Gedon que ya había capturado a tres niños se dió cuenta de que ya no le quedaban más grilletes por lo que decidió ir a reunirse con sus compañeros, pero en ese preciso instante, dos humanos que anteriormente se habían escondido cargaban ahora contra él con dos tablas de madera con las que planeaban cubrirse de sus flechas. Sin embargo, Gedon era un arquero experimentado y conocía cual era el efecto de sus flechas sobre la madera y a esa distancia y con unas tablas tan finas; la protección no bastará. Gedon disparó una de sus flechas que traspaso una de las tablas de madera y se clavó en el antebrazo del hombre más corpulento que se le acercaba.

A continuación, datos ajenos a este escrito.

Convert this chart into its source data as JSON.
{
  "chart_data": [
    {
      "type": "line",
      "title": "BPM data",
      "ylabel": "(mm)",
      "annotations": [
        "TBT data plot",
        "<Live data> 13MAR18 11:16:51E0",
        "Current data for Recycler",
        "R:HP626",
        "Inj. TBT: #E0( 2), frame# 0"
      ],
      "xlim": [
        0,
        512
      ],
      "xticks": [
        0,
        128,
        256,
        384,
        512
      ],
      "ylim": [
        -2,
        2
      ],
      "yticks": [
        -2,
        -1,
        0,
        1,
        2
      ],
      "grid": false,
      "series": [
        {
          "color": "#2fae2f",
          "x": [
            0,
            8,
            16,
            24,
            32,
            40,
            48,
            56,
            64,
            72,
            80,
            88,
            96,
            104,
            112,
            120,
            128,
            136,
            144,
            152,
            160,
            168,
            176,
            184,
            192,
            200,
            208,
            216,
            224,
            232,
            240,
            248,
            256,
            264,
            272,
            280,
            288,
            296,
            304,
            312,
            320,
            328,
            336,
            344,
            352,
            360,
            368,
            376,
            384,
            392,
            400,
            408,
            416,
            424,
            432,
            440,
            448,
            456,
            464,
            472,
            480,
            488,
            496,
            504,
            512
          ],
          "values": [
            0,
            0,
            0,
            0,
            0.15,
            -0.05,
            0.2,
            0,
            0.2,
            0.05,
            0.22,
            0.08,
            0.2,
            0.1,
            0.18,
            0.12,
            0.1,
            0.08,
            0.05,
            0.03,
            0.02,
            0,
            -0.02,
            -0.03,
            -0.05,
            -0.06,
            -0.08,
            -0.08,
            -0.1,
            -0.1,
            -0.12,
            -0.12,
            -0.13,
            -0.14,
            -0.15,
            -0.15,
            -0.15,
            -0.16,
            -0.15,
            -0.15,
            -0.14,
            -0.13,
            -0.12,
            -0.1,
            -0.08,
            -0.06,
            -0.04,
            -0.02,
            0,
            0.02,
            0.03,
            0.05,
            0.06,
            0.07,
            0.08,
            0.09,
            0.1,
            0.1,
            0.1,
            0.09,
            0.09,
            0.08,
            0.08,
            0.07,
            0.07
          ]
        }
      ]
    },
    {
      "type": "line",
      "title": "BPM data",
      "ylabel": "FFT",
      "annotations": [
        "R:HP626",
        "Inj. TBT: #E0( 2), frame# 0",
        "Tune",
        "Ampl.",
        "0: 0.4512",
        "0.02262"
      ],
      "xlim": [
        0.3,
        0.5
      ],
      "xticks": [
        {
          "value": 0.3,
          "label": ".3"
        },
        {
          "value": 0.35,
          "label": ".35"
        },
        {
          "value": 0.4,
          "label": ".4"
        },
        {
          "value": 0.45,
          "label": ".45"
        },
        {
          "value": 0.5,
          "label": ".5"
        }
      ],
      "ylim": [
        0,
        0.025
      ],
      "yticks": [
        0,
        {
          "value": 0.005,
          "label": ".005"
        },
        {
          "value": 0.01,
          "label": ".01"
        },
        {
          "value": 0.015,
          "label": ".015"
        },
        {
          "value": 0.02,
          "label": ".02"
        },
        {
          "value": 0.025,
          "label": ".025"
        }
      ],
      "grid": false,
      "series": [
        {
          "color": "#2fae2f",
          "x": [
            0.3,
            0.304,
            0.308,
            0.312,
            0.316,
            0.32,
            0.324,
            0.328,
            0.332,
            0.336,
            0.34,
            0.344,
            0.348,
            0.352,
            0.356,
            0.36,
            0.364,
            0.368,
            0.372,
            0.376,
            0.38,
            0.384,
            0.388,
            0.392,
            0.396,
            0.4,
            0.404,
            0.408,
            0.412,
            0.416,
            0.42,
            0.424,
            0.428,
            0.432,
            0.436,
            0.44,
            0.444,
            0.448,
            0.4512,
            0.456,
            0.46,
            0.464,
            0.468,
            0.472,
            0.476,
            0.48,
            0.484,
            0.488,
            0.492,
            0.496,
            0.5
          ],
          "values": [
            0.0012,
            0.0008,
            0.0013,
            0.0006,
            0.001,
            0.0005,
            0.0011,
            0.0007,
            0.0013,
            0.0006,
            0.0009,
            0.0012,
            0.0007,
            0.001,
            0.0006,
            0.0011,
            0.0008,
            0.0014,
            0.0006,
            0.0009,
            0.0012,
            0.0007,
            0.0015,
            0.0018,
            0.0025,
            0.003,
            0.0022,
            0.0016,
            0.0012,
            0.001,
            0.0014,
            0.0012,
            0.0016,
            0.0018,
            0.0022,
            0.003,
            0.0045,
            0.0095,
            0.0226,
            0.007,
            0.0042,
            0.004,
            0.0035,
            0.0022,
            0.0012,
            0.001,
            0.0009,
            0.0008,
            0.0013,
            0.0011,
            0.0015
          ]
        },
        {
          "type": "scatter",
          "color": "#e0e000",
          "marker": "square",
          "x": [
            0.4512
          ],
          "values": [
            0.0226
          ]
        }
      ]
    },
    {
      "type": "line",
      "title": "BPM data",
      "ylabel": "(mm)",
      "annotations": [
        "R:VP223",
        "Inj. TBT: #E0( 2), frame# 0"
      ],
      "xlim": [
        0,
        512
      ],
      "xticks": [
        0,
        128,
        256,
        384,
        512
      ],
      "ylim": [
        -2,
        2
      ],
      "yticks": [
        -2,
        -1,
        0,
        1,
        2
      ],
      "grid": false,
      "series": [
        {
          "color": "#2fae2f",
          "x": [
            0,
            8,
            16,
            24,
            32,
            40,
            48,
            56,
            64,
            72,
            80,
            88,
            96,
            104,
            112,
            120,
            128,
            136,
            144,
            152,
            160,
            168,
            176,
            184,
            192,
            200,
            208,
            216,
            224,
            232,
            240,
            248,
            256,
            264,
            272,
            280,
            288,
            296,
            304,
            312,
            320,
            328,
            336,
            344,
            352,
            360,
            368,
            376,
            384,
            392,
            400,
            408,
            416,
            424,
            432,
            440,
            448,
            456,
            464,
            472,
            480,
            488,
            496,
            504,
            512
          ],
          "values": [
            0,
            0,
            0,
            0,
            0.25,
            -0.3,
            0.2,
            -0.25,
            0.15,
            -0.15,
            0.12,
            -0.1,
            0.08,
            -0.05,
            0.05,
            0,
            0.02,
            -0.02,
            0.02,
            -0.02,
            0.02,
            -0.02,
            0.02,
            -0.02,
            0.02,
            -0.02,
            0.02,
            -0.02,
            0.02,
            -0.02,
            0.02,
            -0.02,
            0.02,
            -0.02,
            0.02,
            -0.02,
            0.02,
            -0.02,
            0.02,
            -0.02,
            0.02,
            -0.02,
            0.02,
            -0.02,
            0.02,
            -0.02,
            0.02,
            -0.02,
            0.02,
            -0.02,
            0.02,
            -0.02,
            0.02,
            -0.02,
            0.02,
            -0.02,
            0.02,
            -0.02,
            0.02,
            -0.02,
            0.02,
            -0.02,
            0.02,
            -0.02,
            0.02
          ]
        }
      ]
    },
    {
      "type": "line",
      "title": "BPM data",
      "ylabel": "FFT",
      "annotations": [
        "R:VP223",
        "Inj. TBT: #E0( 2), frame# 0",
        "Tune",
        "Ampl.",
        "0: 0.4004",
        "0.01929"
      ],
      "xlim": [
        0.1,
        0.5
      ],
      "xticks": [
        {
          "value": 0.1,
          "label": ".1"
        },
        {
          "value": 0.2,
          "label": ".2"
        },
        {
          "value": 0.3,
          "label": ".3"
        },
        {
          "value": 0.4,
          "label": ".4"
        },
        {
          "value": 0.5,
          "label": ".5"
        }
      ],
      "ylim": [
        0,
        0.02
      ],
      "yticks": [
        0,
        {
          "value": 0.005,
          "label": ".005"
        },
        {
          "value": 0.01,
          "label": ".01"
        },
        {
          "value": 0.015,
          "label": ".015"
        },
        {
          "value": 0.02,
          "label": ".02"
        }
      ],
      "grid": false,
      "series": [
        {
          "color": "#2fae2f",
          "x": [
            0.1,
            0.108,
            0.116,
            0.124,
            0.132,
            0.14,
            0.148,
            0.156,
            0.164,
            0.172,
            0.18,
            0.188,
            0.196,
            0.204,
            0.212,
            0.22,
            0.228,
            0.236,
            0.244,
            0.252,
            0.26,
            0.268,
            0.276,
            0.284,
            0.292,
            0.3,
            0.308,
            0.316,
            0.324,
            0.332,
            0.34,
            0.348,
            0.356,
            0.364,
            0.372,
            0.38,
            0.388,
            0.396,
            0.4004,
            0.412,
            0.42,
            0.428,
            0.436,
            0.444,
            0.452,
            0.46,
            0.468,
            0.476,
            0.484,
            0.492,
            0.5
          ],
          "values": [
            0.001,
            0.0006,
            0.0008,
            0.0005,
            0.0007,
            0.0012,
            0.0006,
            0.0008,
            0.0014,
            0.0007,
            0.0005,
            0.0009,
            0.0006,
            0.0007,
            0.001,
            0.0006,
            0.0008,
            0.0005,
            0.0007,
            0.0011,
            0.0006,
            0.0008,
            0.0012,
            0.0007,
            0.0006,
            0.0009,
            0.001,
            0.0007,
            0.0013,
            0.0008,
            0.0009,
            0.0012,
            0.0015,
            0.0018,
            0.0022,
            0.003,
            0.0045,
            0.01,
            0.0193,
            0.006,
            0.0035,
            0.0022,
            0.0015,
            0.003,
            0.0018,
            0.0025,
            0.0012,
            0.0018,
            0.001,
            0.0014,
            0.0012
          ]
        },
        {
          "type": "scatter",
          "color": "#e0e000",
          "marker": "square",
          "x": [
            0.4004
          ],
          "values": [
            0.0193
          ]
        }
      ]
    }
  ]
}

-Arrrhhh-.Gritó el hombre. Aquella flecha había traspasado la madera y se le había clavado en el antebrazo causándole un dolor que nunca había sentido-. Malditos orcos.- .Esto es una muerte segura-. Pensó el musculoso hombre para acto seguido detener su carga y salir huyendo.- No merece la pena Joy. Tu y yo no tenemos familia. !Vayámonos!-.Dijo Gotrik, que al parecer no le merecía la pena aquello

La batalla había empezado y aunque aquellos humanos no lo supieran... aquello era más importante que una simple incursión de orcos.